Right at the end of the day yesterday, one of our new students was working in the extended sondage near the trench entrance ramp. She found this iron object in the southwest corner of the mini-trench, abutting the edge of the cobbled yard in the southeast part of the trench. We think it looks like a latch, with a suspension loop at one end and a tapered, very shallow hook at the other end that might catch an “eye,” or loop/U-shape hammered into a surface. Even though it is corroded, it still retains the probable shape of the object rather well.
This isn’t always the case! Iron is particularly difficult to work with when it corrodes. Much of the iron we excavate are small objects completely covered in corrosion, sometimes identifiable as nails or tacks but other times just oblong lumps. On other sites, we have all seen iron concretions that reveal nothing of the original object until they are x-rayed! On another site, for example, something vaguely like a scotch egg appeared, and when x-rayed was shown to be multiple links of a chain that had rusted together. Iron corrosion is also very cheeky in that it often consumes or cements the iron object to nearby objects in the findspot, making them corrode as well. Think back to the image in our riddle solution post to see what iron and copper rivets look like corroded together: pretty unidentifiable at first glance. We have all seen iron corrosion pick up soil and sand, and sometimes even bits of bone and pottery!
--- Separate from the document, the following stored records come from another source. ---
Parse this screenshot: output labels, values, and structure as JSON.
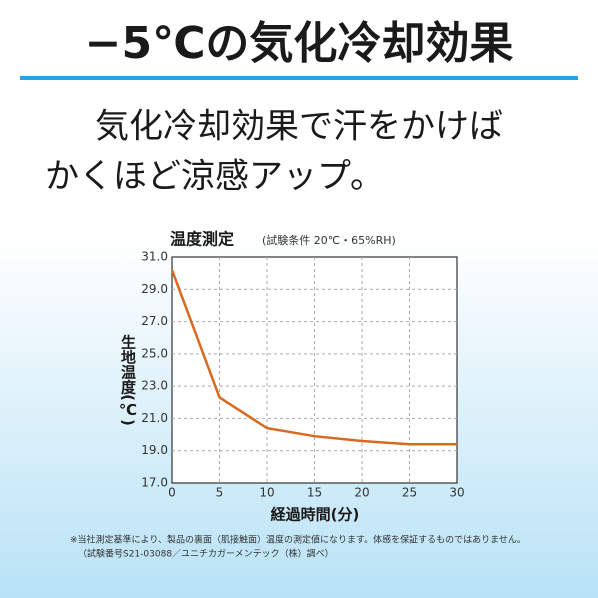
{
  "header": {
    "title": "−5℃の気化冷却効果",
    "lines": [
      "気化冷却効果で汗をかけば",
      "かくほど涼感アップ。"
    ]
  },
  "chart_data": {
    "type": "line",
    "title": "温度測定",
    "subtitle": "(試験条件 20℃・65%RH)",
    "x": [
      0,
      5,
      10,
      15,
      20,
      25,
      30
    ],
    "series": [
      {
        "name": "生地温度",
        "color": "#d9691e",
        "values": [
          30.2,
          22.3,
          20.4,
          19.9,
          19.6,
          19.4,
          19.4
        ]
      }
    ],
    "xlim": [
      0,
      30
    ],
    "xticks": [
      0,
      5,
      10,
      15,
      20,
      25,
      30
    ],
    "ylim": [
      17,
      31
    ],
    "yticks": [
      {
        "value": 17,
        "label": "17.0"
      },
      {
        "value": 19,
        "label": "19.0"
      },
      {
        "value": 21,
        "label": "21.0"
      },
      {
        "value": 23,
        "label": "23.0"
      },
      {
        "value": 25,
        "label": "25.0"
      },
      {
        "value": 27,
        "label": "27.0"
      },
      {
        "value": 29,
        "label": "29.0"
      },
      {
        "value": 31,
        "label": "31.0"
      }
    ],
    "x_label": "経過時間(分)",
    "y_label": "生地温度(℃)",
    "grid": true,
    "notes": [
      "※当社測定基準により、製品の裏面（肌接触面）温度の測定値になります。体感を保証するものではありません。",
      "（試験番号S21-03088／ユニチカガーメンテック（株）調べ）"
    ]
  }
}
How do we know it is iron? Many of the common metals we find archaeologically are fairly readily identifiable by their corrosion! Other clues like weight could be used but examining the corrosion allows you to simply observe particularly vulnerable metal objects without handling them. Iron commonly forms oxides, in an attempt to stabilize itself, and that’s how we end up with rust. Ferric oxide and ferrous oxide, brown and red/orange respectively, are what we find most often. Another metal that we have found on site frequently are copper alloys, which in our particular archaeological environment tend to turn green and pale green depending on the electrochemical changes; these colors represent the presence of chlorides rather than oxides. Lead, in addition to being much heavier than it looks, usually corrodes into carnbonates, giving it a white or grey appearance. Silver is most often affected by sulfur, leaving a black tarnish. And what about the shiniest-of-shinies? Gold doesn’t corrode hideously at all, it just becomes a purer form of itself!